El reciente Sínodo sobre la nueva evangelización para la transmisión de la fe cristiana ha destacado el valor del testimonio en un mundo secularizado. Dice así la proposición n. 8: “Somos cristianos que vivimos en un mundo secularizado. Mientras que el mundo es y seguirá siendo creación de Dios, la secularización pertenece a la esfera de la cultura humana. Como cristianos no podemos permanecer indiferentes ante el proceso de secularización: nos hallamos, efectivamente, en una situación similar a la de los primeros cristianos, y en este sentido debemos considerarla tanto como un reto como una posibilidad. Aunque vivimos en este mundo, no somos de este mundo (cfr. Jn 15, 19; 17,11 y 16). El mundo es creación de Dios y manifestación de su amor. En Jesucristo y a través de él recibimos la salvación de Dios y somos capaces de discernir el avance de su creación. Jesús nos abre las puertas de nuevo para que, sin miedo, podamos abrazar con amor las heridas de la Iglesia y las del mundo (cfr. Benedicto XVI)”.
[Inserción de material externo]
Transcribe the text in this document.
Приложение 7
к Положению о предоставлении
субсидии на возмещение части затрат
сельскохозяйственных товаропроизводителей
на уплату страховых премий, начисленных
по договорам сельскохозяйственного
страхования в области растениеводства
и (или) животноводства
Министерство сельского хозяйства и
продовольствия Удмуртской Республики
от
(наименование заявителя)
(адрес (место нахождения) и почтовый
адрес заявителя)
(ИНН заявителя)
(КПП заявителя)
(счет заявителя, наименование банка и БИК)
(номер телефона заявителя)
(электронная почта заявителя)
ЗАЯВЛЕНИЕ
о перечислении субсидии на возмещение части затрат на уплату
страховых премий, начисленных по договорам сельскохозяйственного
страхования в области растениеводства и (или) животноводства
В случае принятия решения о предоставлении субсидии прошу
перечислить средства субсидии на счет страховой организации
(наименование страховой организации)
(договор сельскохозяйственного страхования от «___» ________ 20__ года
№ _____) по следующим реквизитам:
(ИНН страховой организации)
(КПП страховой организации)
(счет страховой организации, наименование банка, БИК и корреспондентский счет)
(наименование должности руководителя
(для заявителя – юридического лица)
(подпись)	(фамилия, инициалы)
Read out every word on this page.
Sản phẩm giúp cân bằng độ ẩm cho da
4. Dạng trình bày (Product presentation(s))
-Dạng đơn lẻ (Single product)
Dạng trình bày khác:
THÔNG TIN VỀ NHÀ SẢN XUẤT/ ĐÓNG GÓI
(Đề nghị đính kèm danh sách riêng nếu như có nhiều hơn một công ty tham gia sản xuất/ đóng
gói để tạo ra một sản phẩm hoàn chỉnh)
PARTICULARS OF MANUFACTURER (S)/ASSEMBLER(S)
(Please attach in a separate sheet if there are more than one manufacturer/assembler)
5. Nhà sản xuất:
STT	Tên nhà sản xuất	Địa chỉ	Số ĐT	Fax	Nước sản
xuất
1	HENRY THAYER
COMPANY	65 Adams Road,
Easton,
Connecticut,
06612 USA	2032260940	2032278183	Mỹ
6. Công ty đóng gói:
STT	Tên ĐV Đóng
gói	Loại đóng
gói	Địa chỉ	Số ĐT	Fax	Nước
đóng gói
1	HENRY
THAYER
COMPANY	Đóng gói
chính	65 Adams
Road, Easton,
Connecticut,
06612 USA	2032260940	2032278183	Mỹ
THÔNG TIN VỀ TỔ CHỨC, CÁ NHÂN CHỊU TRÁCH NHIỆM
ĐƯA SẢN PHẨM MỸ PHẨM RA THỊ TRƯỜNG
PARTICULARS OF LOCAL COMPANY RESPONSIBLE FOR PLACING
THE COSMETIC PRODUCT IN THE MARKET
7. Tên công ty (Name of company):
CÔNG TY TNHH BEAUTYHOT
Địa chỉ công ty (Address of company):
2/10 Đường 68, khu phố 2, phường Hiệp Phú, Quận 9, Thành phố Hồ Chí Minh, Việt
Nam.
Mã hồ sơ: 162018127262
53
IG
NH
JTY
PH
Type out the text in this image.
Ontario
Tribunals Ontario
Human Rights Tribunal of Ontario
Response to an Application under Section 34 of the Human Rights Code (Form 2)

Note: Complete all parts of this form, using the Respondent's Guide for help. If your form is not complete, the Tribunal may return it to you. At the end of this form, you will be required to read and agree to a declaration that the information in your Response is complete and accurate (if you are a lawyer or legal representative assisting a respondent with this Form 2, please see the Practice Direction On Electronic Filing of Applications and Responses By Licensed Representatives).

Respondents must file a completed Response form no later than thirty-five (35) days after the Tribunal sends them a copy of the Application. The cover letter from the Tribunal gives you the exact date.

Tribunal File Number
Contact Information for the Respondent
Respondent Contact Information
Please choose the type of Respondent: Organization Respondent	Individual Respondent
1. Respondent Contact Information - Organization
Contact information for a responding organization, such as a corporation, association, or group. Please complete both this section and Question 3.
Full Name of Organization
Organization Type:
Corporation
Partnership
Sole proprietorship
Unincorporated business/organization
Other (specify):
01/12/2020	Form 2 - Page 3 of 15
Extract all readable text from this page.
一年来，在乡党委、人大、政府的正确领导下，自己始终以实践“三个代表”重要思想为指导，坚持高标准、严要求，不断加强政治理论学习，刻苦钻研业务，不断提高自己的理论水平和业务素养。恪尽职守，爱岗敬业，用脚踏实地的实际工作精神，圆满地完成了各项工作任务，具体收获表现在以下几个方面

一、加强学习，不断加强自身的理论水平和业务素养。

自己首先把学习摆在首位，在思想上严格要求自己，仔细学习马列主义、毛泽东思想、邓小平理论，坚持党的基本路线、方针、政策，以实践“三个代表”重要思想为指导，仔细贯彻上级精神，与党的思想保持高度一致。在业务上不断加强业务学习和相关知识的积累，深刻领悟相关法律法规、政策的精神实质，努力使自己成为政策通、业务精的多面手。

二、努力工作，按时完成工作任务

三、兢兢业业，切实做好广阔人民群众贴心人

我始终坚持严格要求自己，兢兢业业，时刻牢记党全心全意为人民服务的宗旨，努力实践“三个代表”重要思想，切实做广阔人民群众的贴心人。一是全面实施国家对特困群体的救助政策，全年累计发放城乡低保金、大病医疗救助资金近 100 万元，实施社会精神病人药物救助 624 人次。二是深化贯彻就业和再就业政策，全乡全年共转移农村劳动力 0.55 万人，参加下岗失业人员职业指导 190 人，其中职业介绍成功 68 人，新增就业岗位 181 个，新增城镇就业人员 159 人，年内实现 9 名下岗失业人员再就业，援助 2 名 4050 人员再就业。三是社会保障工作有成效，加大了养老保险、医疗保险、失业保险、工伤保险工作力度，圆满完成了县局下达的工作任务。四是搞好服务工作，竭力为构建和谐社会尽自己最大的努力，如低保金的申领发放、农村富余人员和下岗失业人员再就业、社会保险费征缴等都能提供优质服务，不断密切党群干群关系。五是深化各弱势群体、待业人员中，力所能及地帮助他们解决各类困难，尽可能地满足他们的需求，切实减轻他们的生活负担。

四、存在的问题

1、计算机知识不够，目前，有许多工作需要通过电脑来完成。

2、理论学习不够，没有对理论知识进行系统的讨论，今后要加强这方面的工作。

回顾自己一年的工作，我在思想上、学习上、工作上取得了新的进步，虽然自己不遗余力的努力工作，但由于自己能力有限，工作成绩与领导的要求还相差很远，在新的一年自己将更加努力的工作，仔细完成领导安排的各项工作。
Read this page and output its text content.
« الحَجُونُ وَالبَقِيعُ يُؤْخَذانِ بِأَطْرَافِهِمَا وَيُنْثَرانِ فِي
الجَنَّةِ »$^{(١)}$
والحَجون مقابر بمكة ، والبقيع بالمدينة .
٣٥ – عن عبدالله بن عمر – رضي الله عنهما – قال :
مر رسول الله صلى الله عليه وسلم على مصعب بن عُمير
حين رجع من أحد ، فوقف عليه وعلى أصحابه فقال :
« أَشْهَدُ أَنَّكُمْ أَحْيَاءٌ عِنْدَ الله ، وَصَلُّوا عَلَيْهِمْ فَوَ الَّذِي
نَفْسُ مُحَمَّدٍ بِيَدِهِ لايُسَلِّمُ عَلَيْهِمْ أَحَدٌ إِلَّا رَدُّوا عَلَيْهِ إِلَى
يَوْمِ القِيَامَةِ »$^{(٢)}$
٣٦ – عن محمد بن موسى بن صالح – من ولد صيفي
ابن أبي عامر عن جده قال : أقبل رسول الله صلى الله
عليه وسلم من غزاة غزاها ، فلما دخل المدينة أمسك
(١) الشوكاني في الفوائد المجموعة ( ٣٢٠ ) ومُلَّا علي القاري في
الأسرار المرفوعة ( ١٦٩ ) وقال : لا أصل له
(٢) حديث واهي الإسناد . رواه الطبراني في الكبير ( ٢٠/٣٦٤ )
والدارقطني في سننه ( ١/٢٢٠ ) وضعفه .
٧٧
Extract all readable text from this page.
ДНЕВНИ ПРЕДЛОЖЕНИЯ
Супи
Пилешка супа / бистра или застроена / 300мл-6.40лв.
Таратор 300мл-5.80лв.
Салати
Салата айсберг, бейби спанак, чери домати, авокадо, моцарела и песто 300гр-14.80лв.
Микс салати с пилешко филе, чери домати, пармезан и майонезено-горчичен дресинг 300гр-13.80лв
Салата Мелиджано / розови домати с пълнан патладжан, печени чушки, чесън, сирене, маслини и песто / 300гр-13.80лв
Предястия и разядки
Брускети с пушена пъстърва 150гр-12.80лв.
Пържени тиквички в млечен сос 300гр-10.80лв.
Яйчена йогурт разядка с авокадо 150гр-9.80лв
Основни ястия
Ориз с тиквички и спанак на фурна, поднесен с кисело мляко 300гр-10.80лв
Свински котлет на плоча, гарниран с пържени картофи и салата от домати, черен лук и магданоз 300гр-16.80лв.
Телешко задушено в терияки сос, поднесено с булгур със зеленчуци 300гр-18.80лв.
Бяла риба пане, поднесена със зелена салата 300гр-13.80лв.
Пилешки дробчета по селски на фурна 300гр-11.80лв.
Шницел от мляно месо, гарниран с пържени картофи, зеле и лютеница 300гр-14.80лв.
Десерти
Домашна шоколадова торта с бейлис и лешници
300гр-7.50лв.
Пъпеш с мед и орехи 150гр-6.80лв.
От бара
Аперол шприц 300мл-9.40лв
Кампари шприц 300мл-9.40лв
“En nuestra época actual, que manifiesta aspectos más difíciles que en el pasado, aun cuando seamos como el “pequeño rebaño” (Lc 12, 32), damos testimonio del mensaje de salvación del Evangelio y estamos llamados a ser sal y luz de un mundo nuevo (cfr. Mt 5, 15-16).”
Queridos hermanos: que la Eucaristía que estamos celebrando nos lleve a la acción de gracias al Padre, que ha glorificado a Santa Catalina de Alejandría y a nosotros nos concede alegrarnos en su fiesta. Que su sabiduría y fortaleza nos lleven a la experiencia profunda de Dios y a ser fuertes y alegres testigos de Cristo en el ejercicio diario de nuestro ministerio sacerdotal en este Año de la fe y en esta hora de nueva evangelización. Amén.